Tri-County Technical Center Gears Up For Competition
The Tri-County Technical School in Dexter closed its doors for a short time two years ago after fire damaged the roof.
It took some time to get back on their feet, but now students are preparing for their first real competition since the fire.
Alyssa Thurlow reports.
"I use the analogy of the little train that could, explained Director of the Tri-County Technical Center, Patrick O'Neill. "We're the little tech center that can."
That's the attitude students in the CTE programs at the Tri-County Technical Center in Dexter have, even after devastation at their school just two years ago.
"I received word from Superintendent Jordan on the morning of January 9, 2016 that my school was on fire," explained O'Neill.
The fire damaged 60 percent of the building and caused even more damage to thousands of dollars of equipment.
Director of the school, Patrick O'Neill, says he's surprised at how quickly they were able to get back on their feet.
"I was proud of my staff and really proud of the kids to deal with what they dealt with," said O'Neill.
Fast forward two years and another group of students is getting ready to show off their skills in their first real competition since the fire.
"We were a little slow getting back up on our feet until this year and we're hopeful to have a large contingent go onto the states and maybe onto the nationals," explained O'Neill.
The Skills USA competition lets students continue to learn skills in order to be productive in their trades.
They're judged on everything from automotive tasks to graphic design to culinary arts.

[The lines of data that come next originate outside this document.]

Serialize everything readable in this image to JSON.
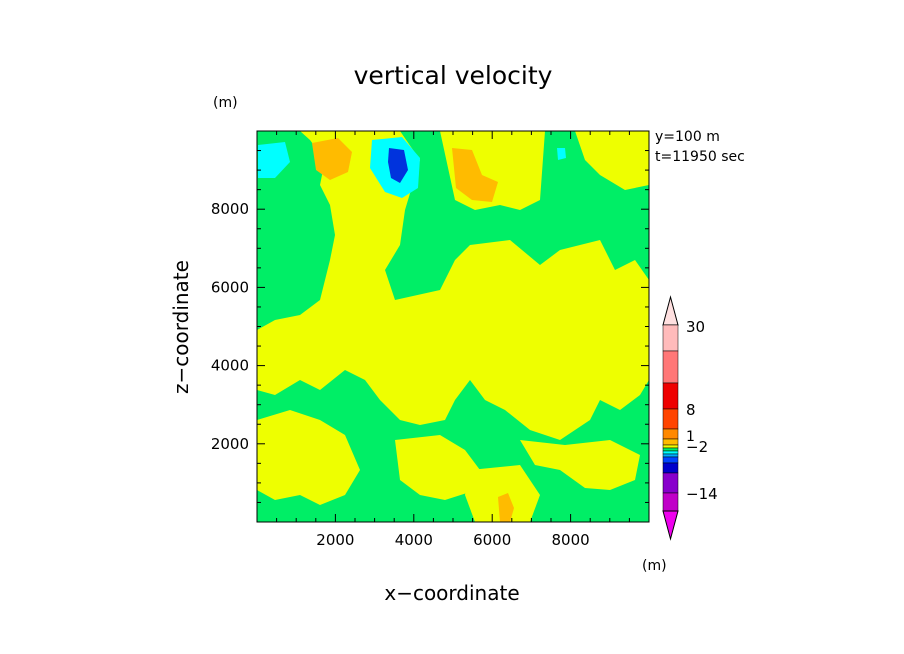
{
  "chart_data": {
    "type": "heatmap",
    "title": "vertical velocity",
    "xlabel": "x−coordinate",
    "ylabel": "z−coordinate",
    "z_unit": "(m)",
    "x_unit": "(m)",
    "annotations": [
      "y=100 m",
      "t=11950 sec"
    ],
    "xlim": [
      0,
      10000
    ],
    "ylim": [
      0,
      10000
    ],
    "x_ticks": [
      {
        "value": 2000,
        "label": "2000"
      },
      {
        "value": 4000,
        "label": "4000"
      },
      {
        "value": 6000,
        "label": "6000"
      },
      {
        "value": 8000,
        "label": "8000"
      }
    ],
    "y_ticks": [
      {
        "value": 2000,
        "label": "2000"
      },
      {
        "value": 4000,
        "label": "4000"
      },
      {
        "value": 6000,
        "label": "6000"
      },
      {
        "value": 8000,
        "label": "8000"
      }
    ],
    "colorbar": {
      "levels": [
        "-20",
        "-14",
        "-8",
        "-4",
        "-2",
        "-1",
        "-0.5",
        "0",
        "0.5",
        "1",
        "2",
        "4",
        "8",
        "15",
        "22",
        "30"
      ],
      "labeled_levels": [
        "30",
        "8",
        "1",
        "−2",
        "−14"
      ],
      "colors": [
        "#ee00ee",
        "#c000c8",
        "#8800cc",
        "#0000cc",
        "#0044ff",
        "#00aaff",
        "#00ffff",
        "#00ee66",
        "#eeff00",
        "#ffbb00",
        "#ff8800",
        "#ff4400",
        "#ee0000",
        "#ff7777",
        "#ffbbbb",
        "#ffe0e0"
      ]
    },
    "regions": [
      {
        "value": 0.2,
        "desc": "positive weak (yellow)"
      },
      {
        "value": -0.2,
        "desc": "negative weak (green)"
      }
    ]
  }
}
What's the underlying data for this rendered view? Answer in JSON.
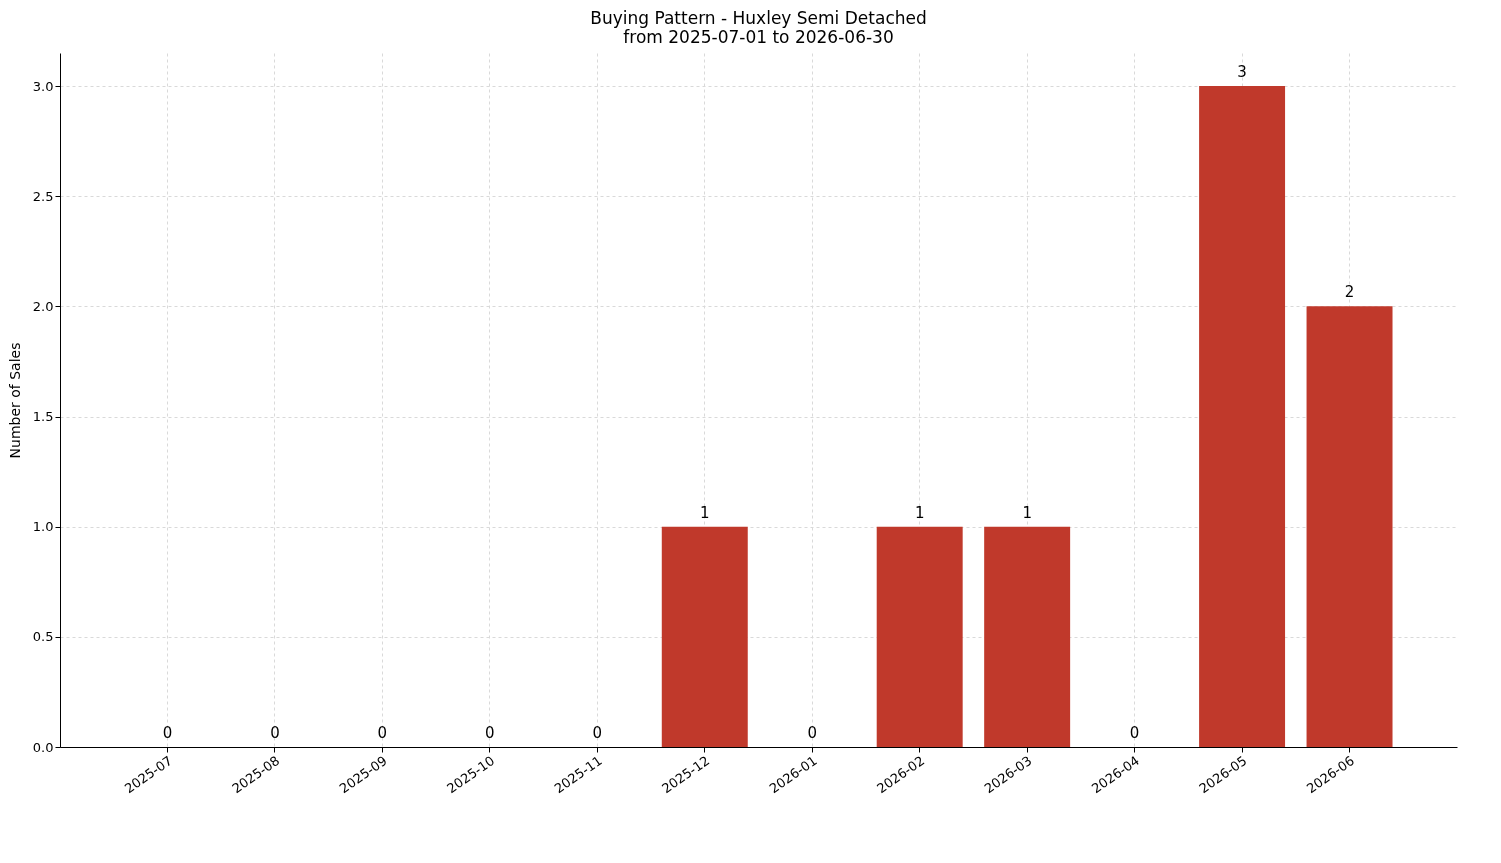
{
  "chart_data": {
    "type": "bar",
    "title": "Buying Pattern - Huxley Semi Detached",
    "subtitle": "from 2025-07-01 to 2026-06-30",
    "ylabel": "Number of Sales",
    "categories": [
      "2025-07",
      "2025-08",
      "2025-09",
      "2025-10",
      "2025-11",
      "2025-12",
      "2026-01",
      "2026-02",
      "2026-03",
      "2026-04",
      "2026-05",
      "2026-06"
    ],
    "values": [
      0,
      0,
      0,
      0,
      0,
      1,
      0,
      1,
      1,
      0,
      3,
      2
    ],
    "color": "#c0392b",
    "ylim": [
      0,
      3.15
    ],
    "yticks": [
      {
        "value": 0,
        "label": "0.0"
      },
      {
        "value": 0.5,
        "label": "0.5"
      },
      {
        "value": 1,
        "label": "1.0"
      },
      {
        "value": 1.5,
        "label": "1.5"
      },
      {
        "value": 2,
        "label": "2.0"
      },
      {
        "value": 2.5,
        "label": "2.5"
      },
      {
        "value": 3,
        "label": "3.0"
      }
    ],
    "grid": true,
    "data_labels": true
  }
}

"It's an opportunity for parents and the community to come in and look at the school since the fire and watch some of these kids do some amazing things," said O'Neill.

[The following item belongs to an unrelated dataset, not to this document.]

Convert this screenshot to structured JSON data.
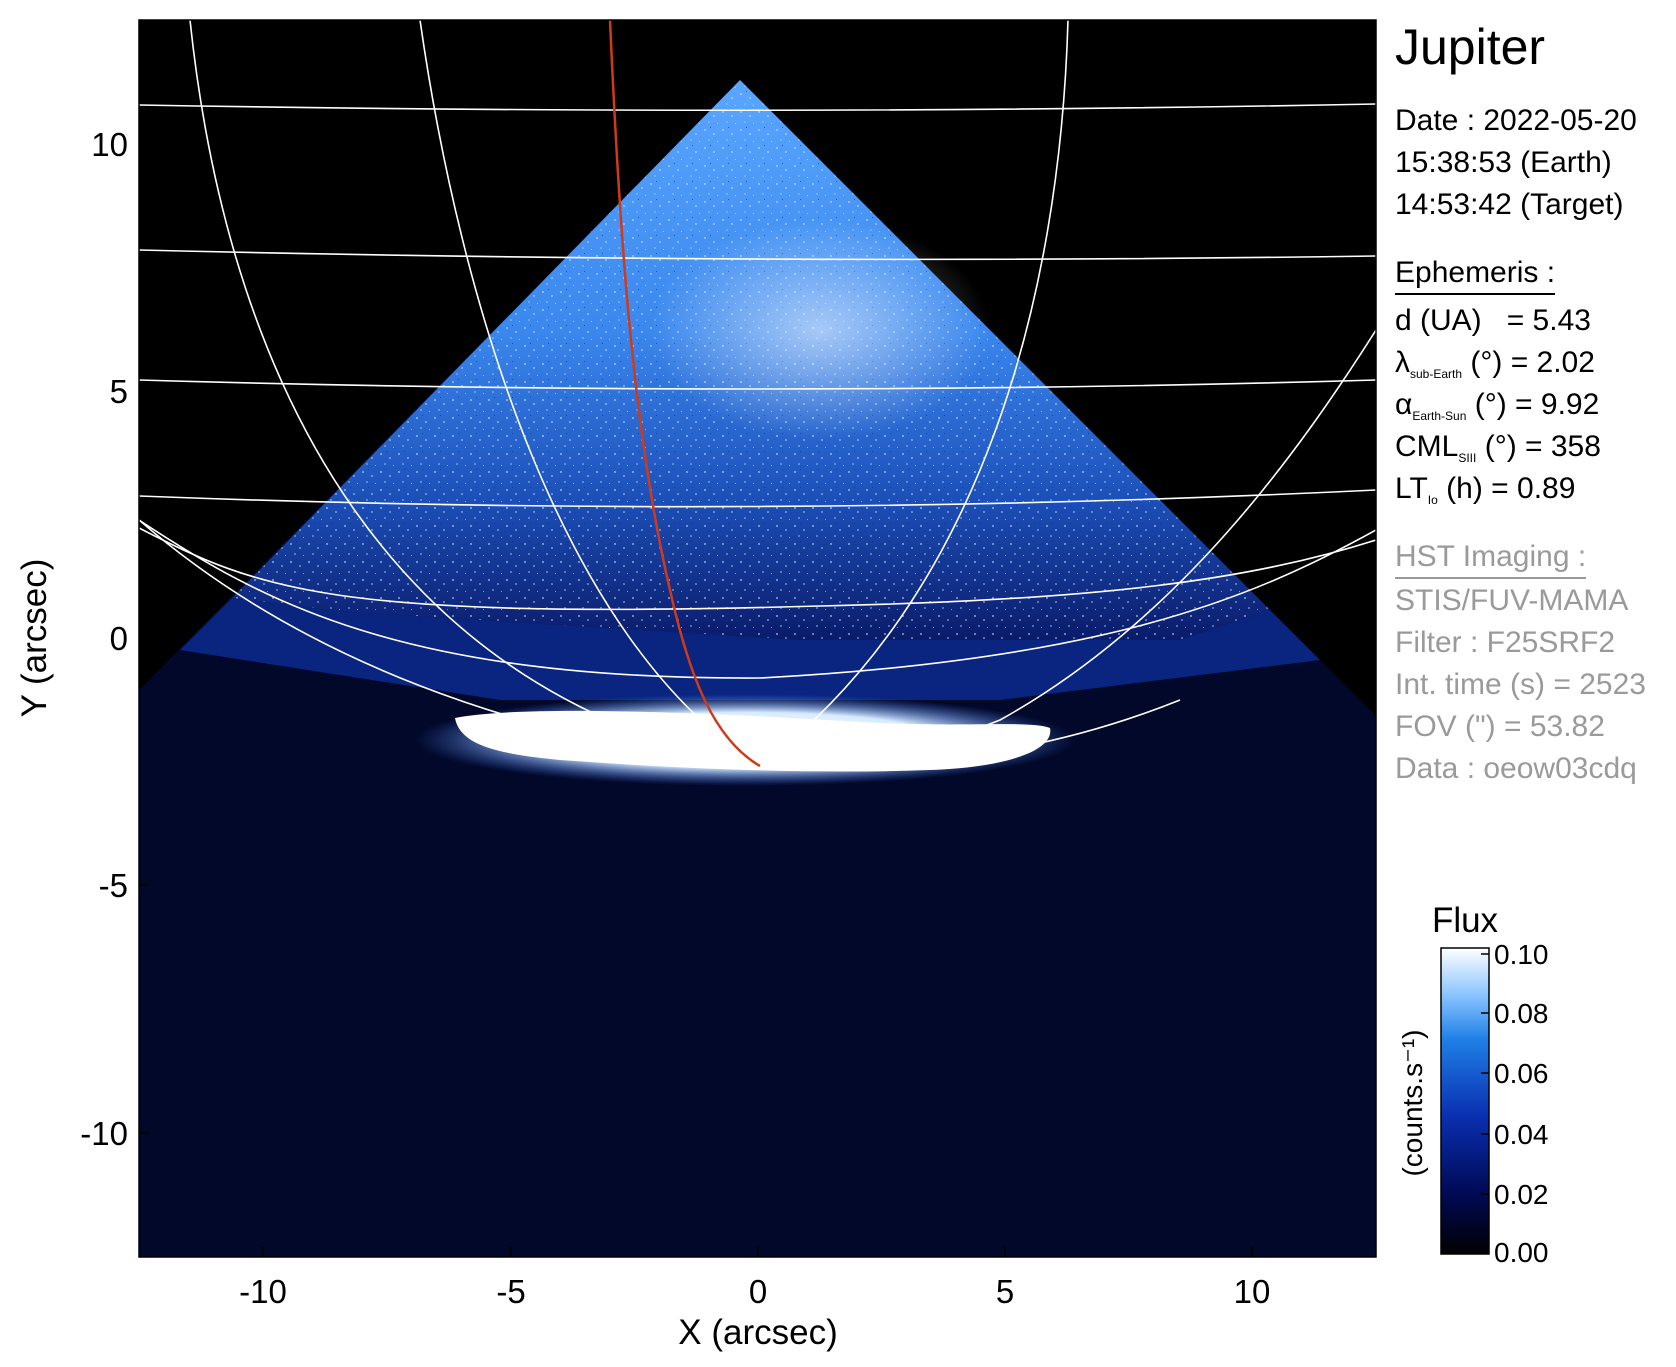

If they're successful, students will make their way to Kentucky in the spring for nationals.
It's a competition some students say really pushes them in their abilities.
"There's so many of us competing this year that I'm going to have to work harder," explained Senior, MacKenzie Redimarker.
Even if the students don't reach recognition on a national level this year, staff say they hope to bring attention to what they do.
"We're hoping the kids have a good time and we're hoping the community and parents that come really are impressed with the kind of training that we do here," said O'Neill.